Voici la définition de la même fonction dans le langage xlogo :

- pour rom :n :tra
- si :n=0 [retourne :tra]
- si :n>999 [retourne rom :n-1000 mot :tra "M]
- si :n>899 [retourne rom :n-900 mot :tra "CM]
- si :n>499 [retourne rom :n-500 mot :tra "D]
- si :n>399 [retourne rom :n-400 mot :tra "CD]
- si :n>99 [retourne rom :n-100 mot :tra "C]
- si :n>89 [retourne rom :n-90 mot :tra "XC]
- si :n>49 [retourne rom :n-50 mot :tra "L]
- si :n>39 [retourne rom :n-40 mot :tra "XL]
- si :n>9 [retourne rom :n-10 mot :tra "X]
- si :n>8 [retourne rom :n-9 mot :tra "IX]
- si :n>4 [retourne rom :n-5 mot :tra "V]
- si :n>3 [retourne rom :n-4 mot :tra "IV]
- si :n>0 [retourne rom :n-1 mot :tra "I]
- fin

Dans ce langage c’est l’opérateur mot qui assure la concaténation de deux chaînes de caractères. mot "M "CM retourne "MCM

Pour obtenir l’écriture de 46 il suffit de taper rom 46 "

En effet :
- rom 46 "…………………………retourne rom 6 "XL
- ………………………………………retourne (retourne rom 1 "XLV)
- ………………………………………retourne (retourne (retourne rom 0 "XLVI))
- ………………………………………retourne (retourne (retourne "XLVI))
- ………………………………………retourne (retourne "XLVI)
- ………………………………………retourne "XLVI

Ces exemples montrent que le même algorithme peut se traduire dans différents langages et que les différences entre les programmes se situent à d’autres niveaux.

Par exemple :
- Les mêmes instructions peuvent se retrouver avec des noms différents : if et si, return et retourne, end et fin.
- Le même objet peut se noter de façons différentes : "CM" et "CM pour la chaîne de caractères CM tra et :tra pour la variable tra
- Le même opérateur peut se retrouver avec une désignation et une syntaxe différentes : "M" & "CM" et mot "M "CM pour la concaténation des chaînes de caractères M et CM
- Le mode de définition d’une fonction et la façon de l’appeler peuvent être différents : aexposantn (5,3) et aexposantn 5 3 pour le calcul de 5 exposant 3

D - Conclusion

L’algorithmique permet de simplifier et d’automatiser certaines tâches de la vie courante et du domaine mathématique en les réduisant à l’exécution de suites d’instructions élémentaires.

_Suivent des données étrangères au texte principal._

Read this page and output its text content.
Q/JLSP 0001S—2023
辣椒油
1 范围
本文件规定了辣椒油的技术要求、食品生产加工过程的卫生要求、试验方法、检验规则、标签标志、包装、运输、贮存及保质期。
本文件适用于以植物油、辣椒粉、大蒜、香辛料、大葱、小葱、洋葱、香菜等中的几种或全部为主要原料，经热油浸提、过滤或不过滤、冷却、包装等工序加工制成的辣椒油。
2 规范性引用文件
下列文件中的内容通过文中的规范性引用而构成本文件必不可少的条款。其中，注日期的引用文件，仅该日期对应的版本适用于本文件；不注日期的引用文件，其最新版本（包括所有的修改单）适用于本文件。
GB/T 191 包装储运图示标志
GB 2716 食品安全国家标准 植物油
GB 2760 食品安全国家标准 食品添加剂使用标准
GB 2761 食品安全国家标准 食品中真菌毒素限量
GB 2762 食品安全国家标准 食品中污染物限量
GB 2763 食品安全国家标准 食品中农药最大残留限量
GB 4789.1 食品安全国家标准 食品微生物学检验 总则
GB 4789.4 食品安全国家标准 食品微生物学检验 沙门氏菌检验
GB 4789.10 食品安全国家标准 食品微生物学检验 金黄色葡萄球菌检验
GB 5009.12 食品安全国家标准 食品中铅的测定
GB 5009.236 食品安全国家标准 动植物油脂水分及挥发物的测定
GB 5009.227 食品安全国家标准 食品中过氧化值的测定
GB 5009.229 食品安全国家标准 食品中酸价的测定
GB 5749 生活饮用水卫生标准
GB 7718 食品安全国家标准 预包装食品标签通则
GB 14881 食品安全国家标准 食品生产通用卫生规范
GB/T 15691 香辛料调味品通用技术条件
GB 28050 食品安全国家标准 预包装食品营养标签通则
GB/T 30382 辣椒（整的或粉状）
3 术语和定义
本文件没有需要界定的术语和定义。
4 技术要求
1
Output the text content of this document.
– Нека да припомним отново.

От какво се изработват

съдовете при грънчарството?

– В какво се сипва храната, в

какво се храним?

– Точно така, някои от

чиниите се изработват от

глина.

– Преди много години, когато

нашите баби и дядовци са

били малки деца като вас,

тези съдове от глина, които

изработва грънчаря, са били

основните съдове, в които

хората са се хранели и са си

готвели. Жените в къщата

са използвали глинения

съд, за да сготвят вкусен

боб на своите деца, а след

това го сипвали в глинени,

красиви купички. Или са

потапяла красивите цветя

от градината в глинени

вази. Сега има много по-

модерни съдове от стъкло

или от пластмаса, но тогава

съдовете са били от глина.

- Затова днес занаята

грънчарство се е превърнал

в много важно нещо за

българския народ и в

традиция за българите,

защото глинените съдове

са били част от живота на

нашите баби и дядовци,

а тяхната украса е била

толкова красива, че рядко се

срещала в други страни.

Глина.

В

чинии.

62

C’est aussi l’algorithmique qui permet de programmer les ordinateurs. En effet, les langages de programmation ne sont que les moyens qui permettent de traduire les algorithmes mis au point pour obtenir les résultats voulus. L’apprentissage de la programmation ne peut donc pas se réduire à celui d’un ou de plusieurs langages. Les quelques exemples donnés mettent en évidence le caractère récursif de certains algorithmes et son intérêt. Ils laissent entrevoir la concision et la puissance des langages de programmation.